Of sprake is van misbruik nadat eisers beroep op betalingsonmacht eenmaal door de bestuursrechter is gehonoreerd, zoals het geval is in de uitspraken van heden waarin sprake is van een terugwijzing door de Afdeling, moet volgens de onder 2 genoemde uitspraak van de Afdeling van 12 oktober 2016 aan de hand van de volgende factoren worden beoordeeld. Bij de beoordeling of zich misbruik van recht voordoet, is onder meer van belang het aantal procedures dat de rechtzoekende aanhangig heeft gemaakt, op welk moment hij dat heeft gedaan, de partijstelling in de verschillende procedures en het belang dat de rechtzoekende met het voeren van de beroepsprocedure beoogt te behartigen. Evenzeer is van belang of het procedures zijn naar aanleiding van besluiten die op aanvraag zijn genomen, dan wel naar aanleiding van ambtshalve genomen besluiten. In ieder geval bij de laatste categorie ligt het aannemen van misbruik van recht naar zijn aard niet snel in de rede.

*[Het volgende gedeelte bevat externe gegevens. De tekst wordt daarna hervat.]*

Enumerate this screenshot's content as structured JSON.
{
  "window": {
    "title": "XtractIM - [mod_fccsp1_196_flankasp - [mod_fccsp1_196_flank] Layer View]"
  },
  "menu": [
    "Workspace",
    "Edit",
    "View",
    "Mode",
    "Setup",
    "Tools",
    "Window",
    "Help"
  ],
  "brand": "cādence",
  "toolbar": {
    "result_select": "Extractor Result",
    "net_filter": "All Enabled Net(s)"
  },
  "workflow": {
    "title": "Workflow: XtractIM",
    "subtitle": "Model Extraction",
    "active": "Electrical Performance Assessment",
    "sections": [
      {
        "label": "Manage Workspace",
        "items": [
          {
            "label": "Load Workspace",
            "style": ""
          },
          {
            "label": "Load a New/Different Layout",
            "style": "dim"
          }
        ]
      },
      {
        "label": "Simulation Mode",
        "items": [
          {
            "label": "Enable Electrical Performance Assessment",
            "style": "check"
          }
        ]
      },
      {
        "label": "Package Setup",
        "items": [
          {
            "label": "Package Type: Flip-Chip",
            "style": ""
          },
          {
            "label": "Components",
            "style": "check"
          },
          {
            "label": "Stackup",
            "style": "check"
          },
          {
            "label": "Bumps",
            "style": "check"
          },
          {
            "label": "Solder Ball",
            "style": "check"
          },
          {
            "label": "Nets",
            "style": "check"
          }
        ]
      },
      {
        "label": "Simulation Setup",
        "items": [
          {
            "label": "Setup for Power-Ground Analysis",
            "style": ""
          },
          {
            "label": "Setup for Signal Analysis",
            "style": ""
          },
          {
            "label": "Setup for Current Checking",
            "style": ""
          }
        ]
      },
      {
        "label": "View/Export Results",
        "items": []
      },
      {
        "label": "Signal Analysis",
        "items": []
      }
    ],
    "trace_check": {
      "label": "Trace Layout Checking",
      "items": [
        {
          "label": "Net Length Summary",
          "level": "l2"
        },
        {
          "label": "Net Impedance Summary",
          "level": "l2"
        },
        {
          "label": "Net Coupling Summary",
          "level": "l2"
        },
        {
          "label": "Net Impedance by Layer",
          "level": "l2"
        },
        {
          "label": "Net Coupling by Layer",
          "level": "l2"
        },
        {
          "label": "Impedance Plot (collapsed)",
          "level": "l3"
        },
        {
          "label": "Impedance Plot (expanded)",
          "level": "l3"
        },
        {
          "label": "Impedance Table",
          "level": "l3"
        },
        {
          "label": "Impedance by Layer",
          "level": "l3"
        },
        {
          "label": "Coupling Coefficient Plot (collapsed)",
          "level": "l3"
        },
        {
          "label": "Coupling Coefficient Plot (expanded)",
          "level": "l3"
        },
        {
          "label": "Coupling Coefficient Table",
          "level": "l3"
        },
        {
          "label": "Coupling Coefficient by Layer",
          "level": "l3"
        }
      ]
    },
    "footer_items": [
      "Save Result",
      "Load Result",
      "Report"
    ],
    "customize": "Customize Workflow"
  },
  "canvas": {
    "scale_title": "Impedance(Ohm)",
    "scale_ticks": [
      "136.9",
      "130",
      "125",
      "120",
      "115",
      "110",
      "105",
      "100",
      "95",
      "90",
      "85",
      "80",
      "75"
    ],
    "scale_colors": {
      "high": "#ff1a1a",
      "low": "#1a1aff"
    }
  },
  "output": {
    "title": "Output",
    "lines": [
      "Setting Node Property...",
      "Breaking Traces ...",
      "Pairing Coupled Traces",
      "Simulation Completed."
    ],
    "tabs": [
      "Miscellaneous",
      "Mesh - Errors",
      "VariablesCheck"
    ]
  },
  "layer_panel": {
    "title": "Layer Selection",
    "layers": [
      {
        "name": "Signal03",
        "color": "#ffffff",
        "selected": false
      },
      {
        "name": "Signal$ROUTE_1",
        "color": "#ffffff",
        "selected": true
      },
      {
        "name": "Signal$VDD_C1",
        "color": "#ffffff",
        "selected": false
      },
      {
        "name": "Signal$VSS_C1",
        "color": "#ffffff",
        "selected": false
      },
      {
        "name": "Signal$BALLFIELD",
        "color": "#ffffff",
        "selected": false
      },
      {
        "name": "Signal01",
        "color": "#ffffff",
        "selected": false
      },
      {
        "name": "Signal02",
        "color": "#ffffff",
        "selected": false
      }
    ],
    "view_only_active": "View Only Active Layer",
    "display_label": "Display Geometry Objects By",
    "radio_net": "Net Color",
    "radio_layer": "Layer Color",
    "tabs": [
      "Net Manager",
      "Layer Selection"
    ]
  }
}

De rechtbank stelt ambtshalve vast dat eiser een grote hoeveelheid civielrechtelijke en bestuursrechtelijke procedures heeft gevoerd en nog voert tegen een aantal instanties dat rechtstreeks of indirect is betrokken of betrokken is geweest bij de voogdij van één of meer van de kinderen van wie eiser de biologische vader is en die niet aan zijn zorg is of zijn toevertrouwd. In het arrest van 2 december 2014 (ECLI:NL:GHDHA:2014:4300) heeft het gerechtshof Den Haag, onder verwijzing naar een beschikking van de Hoge Raad van 13 september 2014 (ECLI:NL:HR:2014:2665), overwogen dat eiser, als niet met het gezag beklede ouder, geen belanghebbende is bij aanwijzingen van de stichting Bureau Jeugdzorg Zuid-Holland in het kader van een verleende ondertoezichtstelling met betrekking tot een kind waarvan hij de biologische ouder is. Eisers verzoek om vervangende toestemming tot erkenning van een ander kind is door het gerechtshof ’s‑Hertogenbosch bij beschikking van 21 mei 2015 (ECLI:NL:GHSHE:2015:1845) niet‑ontvankelijk verklaard, omdat het hof van oordeel was dat eiser dient te worden aangemerkt als een zaaddonor en niet als verwekker in de zin van de wet. In zijn uitspraak van 6 april 2016 (ECLI:NL:CRVB:2016:1305) heeft de CRvB geoordeeld dat eiser geen belanghebbende is bij een door de stichting Bureau Jeugdzorg Zuid-Holland aan één van eisers minderjarige kinderen verleende indicatie op grond van de Wet op de jeugdzorg, omdat eiser niet met het ouderlijk gezag is belast. In een aantal andere procedures van eiser heeft de bestuursrechter zich onbevoegd verklaard, omdat er geen publiekrechtelijke bevoegdheid voorligt of omdat de burgerlijke rechter bevoegd is. De rechtbank wijst op haar uitspraken van 29 september 2016 (ECLI:NL:RBROT:2016:7423), 26 april 2017 (ECLI:NL:RBROT:2017:3208) en 23 mei 2017 (ECLI:NL:RBROT:2017:2166).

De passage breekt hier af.